Las ventas de vivienda aumentarán en España pero el precio bajará ligeramente a lo largo de 2021, según proyecta la mayor gestor inmobiliaria del mundo CBRE.

La paradoja se explica por la mezcla de una serie de inercias contrapuestas, sumadas a la heterogeneidad de las dinámicas particulares de cada zona geográfica. Ya en 2020, la caída de las transacciones (del 15-25%, según la fuente) se vio sucedida por una caída sutil del precio a nivel general, con descensos más pronunciados en determinados mercados y, por contra, un aumento de los precios en otros.

El hecho de que la vivienda sea un bien de primera necesidad retrasa el reflejo de la situación económica global en el mercado residencial

El hecho de que la vivienda sea un bien de primera necesidad retrasa el reflejo de la situación económica global en el mercado residencial. Un ejemplo ilustrativo en este sentido es que los precios de la vivienda en España cayeron menos de un 10% global al cabo de los primeros 18 meses de la crisis económica de 2008.

Paralelamente, la vivienda tiende a cobrar, en tiempos de crisis, la dimensión de "valor refugio" para el ahorro de los hogares e inversores, toda vez que se trata de un bien que ofrece distintas variantes de un retorno mayor o menor pero seguro a largo plazo.
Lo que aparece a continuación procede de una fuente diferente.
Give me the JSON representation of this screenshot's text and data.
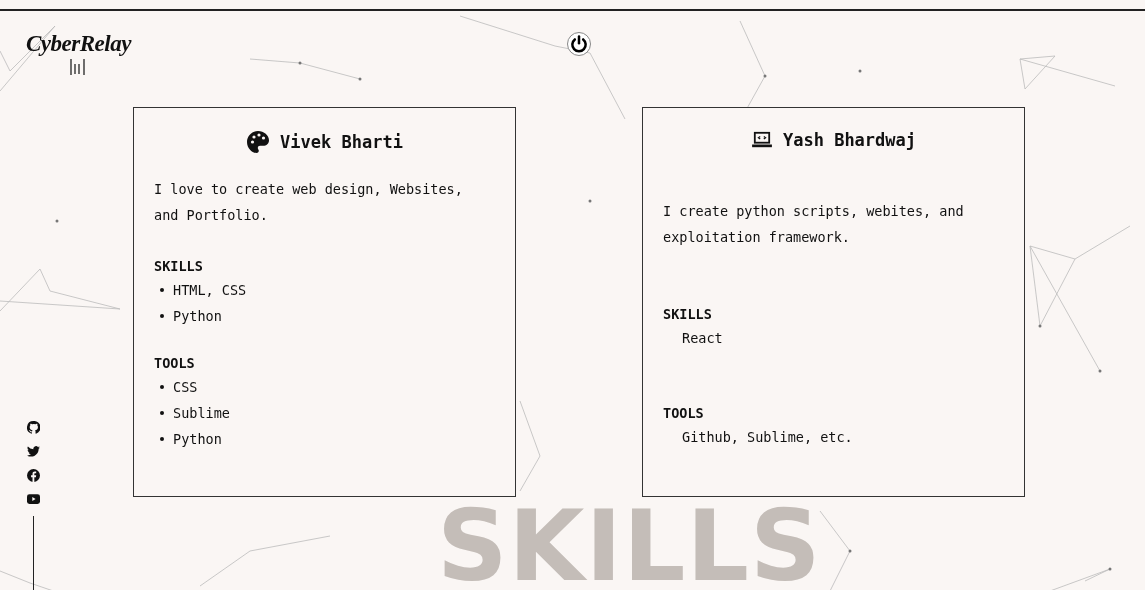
{
  "logo": {
    "text": "CyberRelay"
  },
  "cards": [
    {
      "name": "Vivek Bharti",
      "kind": "bulleted",
      "description": "I love to create web design, Websites, and Portfolio.",
      "sections": [
        {
          "heading": "SKILLS",
          "items": [
            "HTML, CSS",
            "Python"
          ]
        },
        {
          "heading": "TOOLS",
          "items": [
            "CSS",
            "Sublime",
            "Python"
          ]
        }
      ]
    },
    {
      "name": "Yash Bhardwaj",
      "kind": "plain",
      "description": "I create python scripts, webites, and exploitation framework.",
      "sections": [
        {
          "heading": "SKILLS",
          "items": [
            "React"
          ]
        },
        {
          "heading": "TOOLS",
          "items": [
            "Github, Sublime, etc."
          ]
        }
      ]
    }
  ],
  "background_title": "SKILLS"
}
Las inercias de la vivienda...y el paro

Hace justo un año, CBRE pronosticaba que los precios de la vivienda descenderían en nuestro país hasta un 7% al cabo de 2020 tras una caída de las operaciones del 20-25%.
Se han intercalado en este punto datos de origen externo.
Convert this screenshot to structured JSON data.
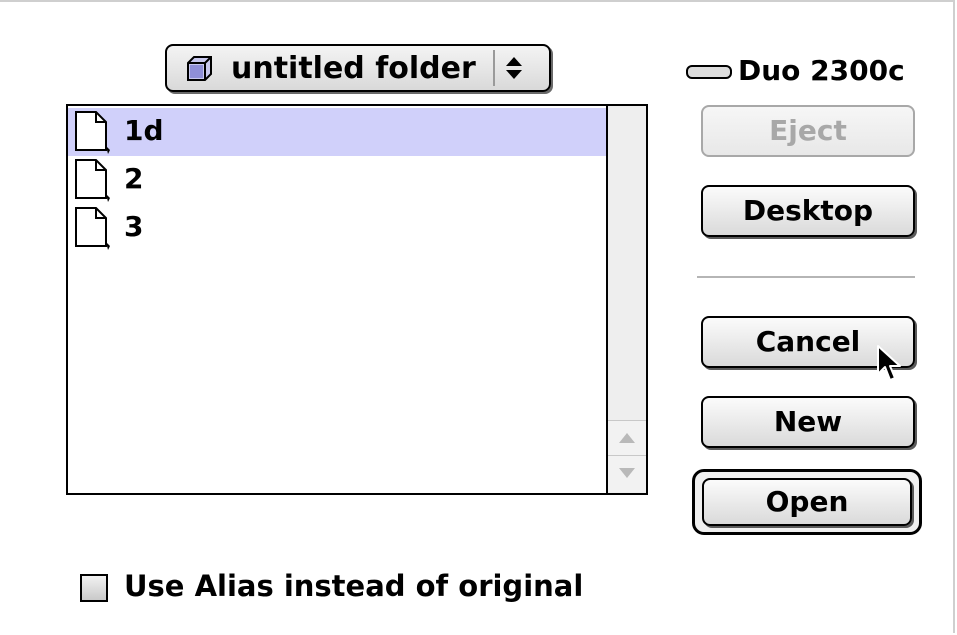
{
  "dialog": {
    "folder_popup": {
      "selected": "untitled folder",
      "icon": "folder-icon"
    },
    "volume": {
      "name": "Duo 2300c",
      "icon": "hard-disk-icon"
    },
    "file_list": {
      "items": [
        {
          "label": "1d",
          "icon": "document-icon",
          "selected": true
        },
        {
          "label": "2",
          "icon": "document-icon",
          "selected": false
        },
        {
          "label": "3",
          "icon": "document-icon",
          "selected": false
        }
      ]
    },
    "buttons": {
      "eject": "Eject",
      "desktop": "Desktop",
      "cancel": "Cancel",
      "new": "New",
      "open": "Open"
    },
    "alias_option": {
      "label": "Use Alias instead of original",
      "checked": false
    }
  },
  "colors": {
    "selection": "#d0d0fa",
    "disabled_text": "#a8a8a8",
    "scrollbar_track": "#eeeeee"
  }
}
La gestora lanzaba este pronóstico para un escenario en el que el paro habría escalado a entre el 18% y el 21,25% al final de 2020, una estimación entonces en la media del conjunto de proyecciones económicas, que, afortundamente, no se consumó - el paro subió pero hasta el 16%.
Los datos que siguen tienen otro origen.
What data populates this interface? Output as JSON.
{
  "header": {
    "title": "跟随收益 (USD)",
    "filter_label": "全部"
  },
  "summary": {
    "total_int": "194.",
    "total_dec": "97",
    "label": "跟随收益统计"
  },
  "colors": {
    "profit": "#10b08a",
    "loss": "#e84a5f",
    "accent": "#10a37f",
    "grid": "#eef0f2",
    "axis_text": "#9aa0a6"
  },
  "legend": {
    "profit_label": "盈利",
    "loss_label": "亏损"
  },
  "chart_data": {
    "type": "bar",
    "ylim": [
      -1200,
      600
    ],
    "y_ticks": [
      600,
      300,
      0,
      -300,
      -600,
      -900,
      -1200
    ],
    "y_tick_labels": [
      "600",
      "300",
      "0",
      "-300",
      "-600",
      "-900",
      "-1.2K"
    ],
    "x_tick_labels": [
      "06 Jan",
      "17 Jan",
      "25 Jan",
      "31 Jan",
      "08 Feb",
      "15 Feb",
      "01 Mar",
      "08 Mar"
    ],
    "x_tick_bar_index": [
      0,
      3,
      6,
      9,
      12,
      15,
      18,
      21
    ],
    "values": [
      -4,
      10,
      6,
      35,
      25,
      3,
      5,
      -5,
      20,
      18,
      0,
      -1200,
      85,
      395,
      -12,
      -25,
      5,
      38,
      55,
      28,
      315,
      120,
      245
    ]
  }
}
La caída del precio vendrá especialmente de la vivienda de segunda mano o usada, en manos de gente que podría necesitar venderla para resolver crecientes problemas de liquidez

La prolongación de las medidas estatales de contención de la crisis y del aumento del paro -como los Expedientes de Regulación Temporal de Empleo, que siguen en muchos casos en pie-, el ahorro acumulado de las familias españolas y el atractivo que supone para los extranjeros teletrabajar desde España parecen haber acabado atenuando, de momento, el impacto de la covid en el mercado: en puntos de Baleares, Málaga y Madrid el precio de la vivienda está de hecho en máximos históricos.

Tendencia

CBRE estima que el precio de la vivienda bajará hasta un 2% global en España al cabo de 2021 pese a que las transacciones aumentarán un 5%, hasta volver a estar por encima de las 500.000 unidades, de las que el 80% serían de segunda mano.

La caída del precio vendrá especialmente de la vivienda de segunda mano o usada, en manos de gente que podría necesitar venderla para resolver crecientes problemas de liquidez. La gestora prevé que, en los grandes mercados como Barcelona o Madrid, el descenso de los precios, más acuciado en 2020 que en el resto, sea menor que la media en 2021, del 0-1%.

La vivienda nueva podría empezar a sufrir una caída de precios en 2022

Ya por lo pronto, según los notarios, las ventas de vivienda crecen alrededor de un 100% interanual - cifra explicada por el parón del confinamiento - y el precio sufre un descenso medio interanual del 3,5%.

La vivienda nueva, por contra, se mantendría estable o incluso subiría de precio. Y ello, en un contexto en el que los bancos empiezan a endurecer las condiciones de financiación de las promotoras, que afrontaron la pandemia en una situación en principio solvente y robusta.

La evolución de lo anterior, sumada a la creciente incertidumbre económica-laboral que ya genera "escasez de nuevos proyectos en carga", llevan a que otras fuentes del mercado auguren que la vivienda nueva podría sufrir caídas de precios en 2022.